Myanmar has banned car imports in an effort to shore up dwindling foreign currency reserves that have been under pressure due to soaring energy and food costs and weakness in the kyat.
Major General Zaw Min Tun, lead spokesman for the State Administration Council, announced the ban on bringing in vehicles at a press conference Thursday. “We’ve been systematically managing the use of foreign currencies in the country to prevent the outflow from unnecessary imports,” he said.
Myanmar’s currency lost a third of its value against the dollar last year after the coup triggered a freeze on parts of the nation’s foreign reserves held in the US and suspension of multilateral aid—both key sources of foreign currency supplies.

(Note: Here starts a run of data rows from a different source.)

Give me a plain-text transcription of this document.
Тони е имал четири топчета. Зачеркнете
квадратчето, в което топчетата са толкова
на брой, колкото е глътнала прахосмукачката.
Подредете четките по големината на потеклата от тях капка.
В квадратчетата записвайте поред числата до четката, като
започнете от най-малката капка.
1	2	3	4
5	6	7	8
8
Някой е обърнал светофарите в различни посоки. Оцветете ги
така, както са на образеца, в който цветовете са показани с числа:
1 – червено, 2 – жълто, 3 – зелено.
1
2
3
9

The government has been restricting imports of luxury items, while prioritizing purchases of essential goods like fertilizers and agricultural imports to support local production. In April, the central bank ordered holders of foreign currencies—mainly US dollars—to exchange them for kyat within one working day of receiving them, but later exempted most foreigners.
The Southeast Asian country—where civilian leader Aung San Suu Kyi was toppled in a coup last year—has been been dealing with severe power blackouts as it struggles to import enough fuel. The country continues to be severely tested by the impact of the military takeover and the surge in virus cases in 2021, the World Bank said earlier this year.
Zaw Min Tun said meetings are being held twice a week to approve importers’ requests to buy US dollars for importation purposes. Once approved, traders can buy the currency at at the central bank’s reference rate of 1,850 kyat per dollar. The regime is also allowing the use of yuan and baht for trade along the Chinese and Thai borders, he said.